By Herbert Lash
NEW YORK (Reuters) – Investors hailed U.S. President Joe Biden’s offer on Thursday to scrap his proposed 28% corporate tax hike as a move in the right direction and embraced the idea of a compromise that could allow an infrastructure and tax package to move through Congress.
Biden offered to set a minimum tax rate that companies should pay at 15%, two sources familiar with the matter said, in what would be a major concession by the Democratic president as he works to hammer out a deal with Republicans.
In return, Republicans would have to agree to at least $1 trillion in new infrastructure spending, versus the president’s original proposal for a $2.25 trillion package.
“To set those rates at 15%, I think it would be great for the market,” said Gary Bradshaw, portfolio manager at Hodges Capital Management in Dallas.
Raising the global minimum rate on U.S. companies’ foreign income to 21% from 10.5% and the corporate tax rate to 28% from 21%, among other Biden tax proposals, would slash earnings per share by about 7.6% next year, Morgan Stanley said on Monday.
Headlines on Biden’s proposal led the S&P 500 to trim losses by about half of 1%, though the market still closed lower.
Investors would welcome a compromise that allows the infrastructure and tax package to pass in Congress, said Rick Meckler, a partner at Cherry Lane Investments in New Vernon, New Jersey.
“The alternative is the potential for a much more extreme package voted on only by Democrats,” Meckler said.

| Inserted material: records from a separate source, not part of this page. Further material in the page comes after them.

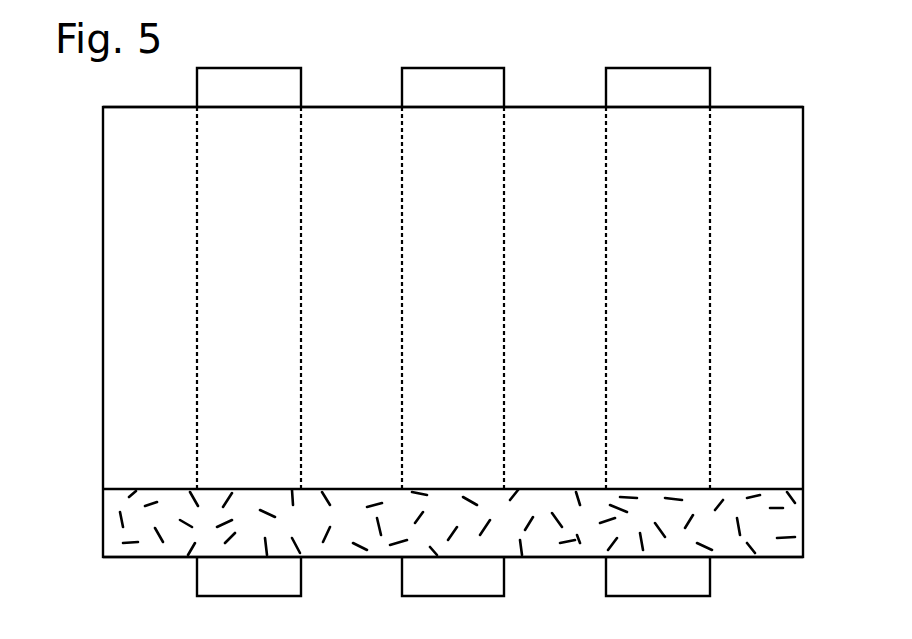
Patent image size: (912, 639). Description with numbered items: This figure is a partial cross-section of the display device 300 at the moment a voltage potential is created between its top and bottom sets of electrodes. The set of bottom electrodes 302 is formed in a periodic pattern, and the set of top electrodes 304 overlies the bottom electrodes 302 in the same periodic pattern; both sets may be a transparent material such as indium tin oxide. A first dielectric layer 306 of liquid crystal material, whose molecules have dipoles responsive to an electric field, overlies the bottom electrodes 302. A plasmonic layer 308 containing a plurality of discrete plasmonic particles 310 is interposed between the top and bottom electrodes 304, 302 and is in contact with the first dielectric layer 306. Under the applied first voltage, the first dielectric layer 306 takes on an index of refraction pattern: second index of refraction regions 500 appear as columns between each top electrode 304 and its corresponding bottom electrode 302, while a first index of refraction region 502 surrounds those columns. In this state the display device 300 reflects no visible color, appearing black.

The display device 300 is at (811, 81).
The set of bottom electrodes 302 is at (632, 597).
The set of top electrodes 304 is at (627, 68).
The first dielectric layer 306 is at (345, 107).
The plasmonic layer 308 is at (373, 558).
The plasmonic particles 310 is at (528, 518).
The second index of refraction regions 500 is at (227, 311).
The first index of refraction region 502 is at (125, 311).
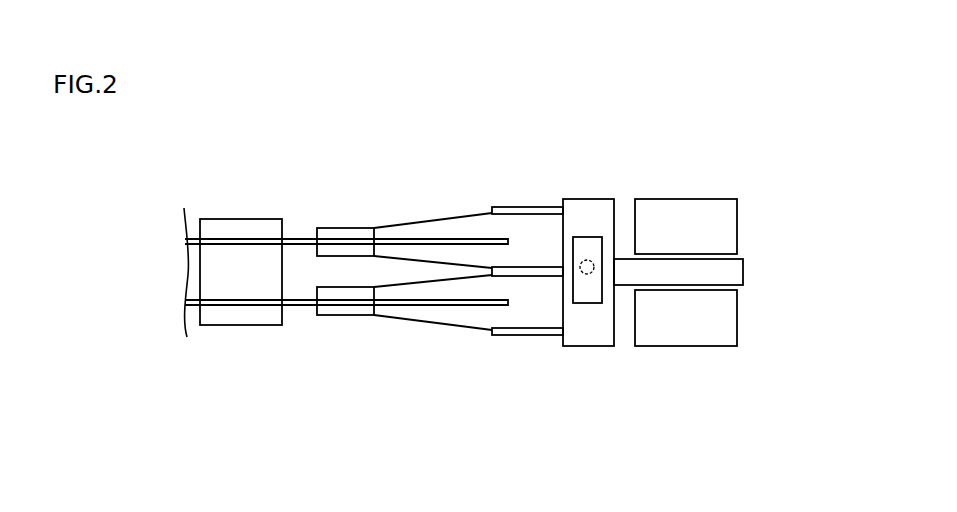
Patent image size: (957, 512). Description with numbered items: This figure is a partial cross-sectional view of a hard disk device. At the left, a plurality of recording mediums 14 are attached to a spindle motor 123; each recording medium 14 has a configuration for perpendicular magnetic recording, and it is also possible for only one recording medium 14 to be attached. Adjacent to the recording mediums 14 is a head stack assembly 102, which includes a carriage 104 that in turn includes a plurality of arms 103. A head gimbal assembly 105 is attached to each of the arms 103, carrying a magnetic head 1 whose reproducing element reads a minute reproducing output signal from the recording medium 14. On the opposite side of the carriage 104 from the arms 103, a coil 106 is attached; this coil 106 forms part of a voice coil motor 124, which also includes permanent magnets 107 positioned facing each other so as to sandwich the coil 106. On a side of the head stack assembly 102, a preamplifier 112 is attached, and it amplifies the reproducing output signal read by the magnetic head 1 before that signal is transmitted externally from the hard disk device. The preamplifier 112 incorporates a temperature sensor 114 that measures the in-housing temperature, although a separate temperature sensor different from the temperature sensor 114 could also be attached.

The magnetic head 1 is at (316, 228).
The recording medium 14 is at (292, 237).
The head stack assembly 102 is at (614, 147).
The arms 103 is at (505, 207).
The carriage 104 is at (592, 340).
The head gimbal assembly 105 is at (427, 222).
The coil 106 is at (733, 273).
The permanent magnets 107 is at (681, 199).
The preamplifier 112 is at (581, 247).
The temperature sensor 114 is at (580, 272).
The spindle motor 123 is at (222, 222).
The voice coil motor 124 is at (769, 162).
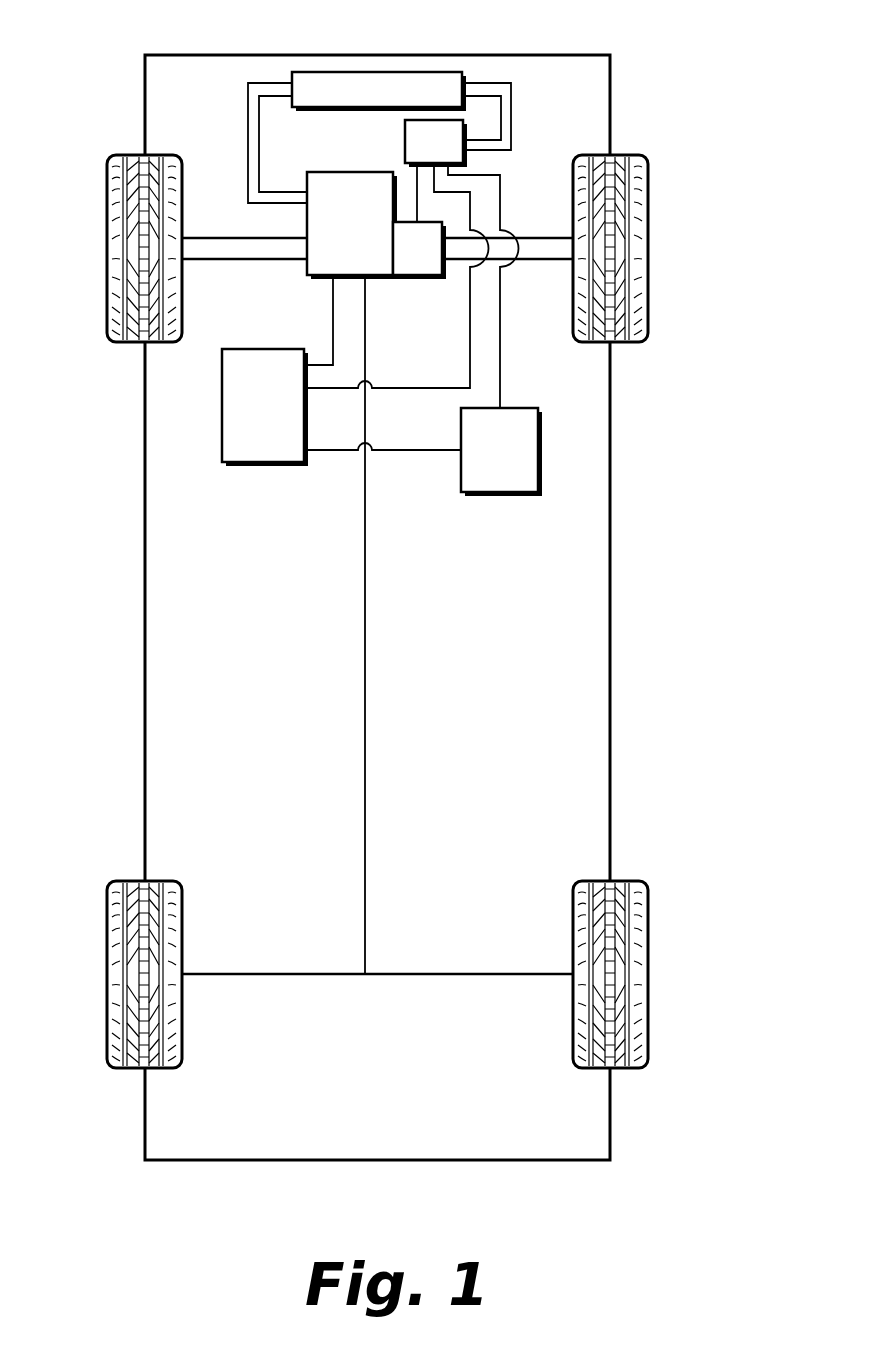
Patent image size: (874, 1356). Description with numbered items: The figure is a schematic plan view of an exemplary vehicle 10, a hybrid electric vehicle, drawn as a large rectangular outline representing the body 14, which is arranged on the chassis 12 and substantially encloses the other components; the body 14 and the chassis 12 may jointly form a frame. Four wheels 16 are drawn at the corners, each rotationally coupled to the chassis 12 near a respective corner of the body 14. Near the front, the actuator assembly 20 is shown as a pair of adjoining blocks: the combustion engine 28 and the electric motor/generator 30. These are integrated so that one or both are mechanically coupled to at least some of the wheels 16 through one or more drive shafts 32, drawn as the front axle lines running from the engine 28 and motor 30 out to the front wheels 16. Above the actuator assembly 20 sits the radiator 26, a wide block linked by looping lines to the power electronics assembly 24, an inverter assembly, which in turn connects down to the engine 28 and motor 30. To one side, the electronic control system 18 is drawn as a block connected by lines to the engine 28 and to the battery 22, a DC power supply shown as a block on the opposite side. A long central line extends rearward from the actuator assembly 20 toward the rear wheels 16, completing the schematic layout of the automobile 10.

Rob Sechan, managing partner and co-founder at Newedge Wealth in New York, said anything that is less than the expected 28% tax hike will help the market.

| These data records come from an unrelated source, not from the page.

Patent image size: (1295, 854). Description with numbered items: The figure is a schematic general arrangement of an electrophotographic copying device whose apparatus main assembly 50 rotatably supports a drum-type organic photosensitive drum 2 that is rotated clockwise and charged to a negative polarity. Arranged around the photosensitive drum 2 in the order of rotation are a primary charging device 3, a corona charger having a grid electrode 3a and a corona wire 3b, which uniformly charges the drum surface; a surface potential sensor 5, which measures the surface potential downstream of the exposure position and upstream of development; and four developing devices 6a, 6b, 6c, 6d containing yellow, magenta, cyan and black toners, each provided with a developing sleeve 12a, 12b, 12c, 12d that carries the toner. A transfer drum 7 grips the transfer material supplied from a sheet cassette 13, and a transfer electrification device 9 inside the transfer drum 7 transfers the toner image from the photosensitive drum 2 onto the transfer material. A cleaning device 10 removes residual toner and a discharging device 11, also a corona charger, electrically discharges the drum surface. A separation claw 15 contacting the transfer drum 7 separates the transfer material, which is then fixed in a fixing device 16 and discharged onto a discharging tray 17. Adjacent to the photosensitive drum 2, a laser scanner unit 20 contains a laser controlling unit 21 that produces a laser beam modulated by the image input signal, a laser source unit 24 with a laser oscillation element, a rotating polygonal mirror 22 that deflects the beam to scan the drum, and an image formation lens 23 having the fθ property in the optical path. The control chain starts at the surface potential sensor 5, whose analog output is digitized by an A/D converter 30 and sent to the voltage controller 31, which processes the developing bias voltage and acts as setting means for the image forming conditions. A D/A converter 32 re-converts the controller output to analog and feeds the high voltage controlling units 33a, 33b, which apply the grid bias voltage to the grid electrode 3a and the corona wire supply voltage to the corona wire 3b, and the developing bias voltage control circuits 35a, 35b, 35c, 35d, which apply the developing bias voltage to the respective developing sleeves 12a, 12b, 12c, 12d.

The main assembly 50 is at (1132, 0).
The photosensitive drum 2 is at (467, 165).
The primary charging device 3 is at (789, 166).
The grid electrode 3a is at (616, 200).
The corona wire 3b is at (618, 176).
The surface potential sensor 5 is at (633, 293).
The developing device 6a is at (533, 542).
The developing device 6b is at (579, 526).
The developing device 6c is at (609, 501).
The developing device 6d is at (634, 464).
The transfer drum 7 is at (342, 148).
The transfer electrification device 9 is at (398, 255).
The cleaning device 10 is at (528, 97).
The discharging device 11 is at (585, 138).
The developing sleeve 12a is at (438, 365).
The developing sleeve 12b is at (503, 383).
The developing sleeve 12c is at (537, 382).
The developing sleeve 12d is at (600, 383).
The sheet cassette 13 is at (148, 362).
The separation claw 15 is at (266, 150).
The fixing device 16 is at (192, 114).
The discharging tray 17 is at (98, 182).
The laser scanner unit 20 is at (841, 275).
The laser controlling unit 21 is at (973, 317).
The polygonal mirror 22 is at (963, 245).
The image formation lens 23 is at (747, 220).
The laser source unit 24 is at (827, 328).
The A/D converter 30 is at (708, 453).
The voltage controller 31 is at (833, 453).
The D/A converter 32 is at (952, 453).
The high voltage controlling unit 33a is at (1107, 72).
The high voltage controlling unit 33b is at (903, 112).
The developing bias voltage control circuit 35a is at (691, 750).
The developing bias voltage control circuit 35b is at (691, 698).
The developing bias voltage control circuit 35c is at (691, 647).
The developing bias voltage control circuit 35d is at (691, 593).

“The tax structure now has gone from headwind to a tailwind,” he said.
A 28% corporate tax rate would have a huge impact on earnings, although the probability of a compromise is unlikely, said Thomas Hayes, chairman and managing member at hedge fund Great Hill Capital LLC in New York.
“There’s a higher probability that Democrats push through whatever …they want,” Hayes said.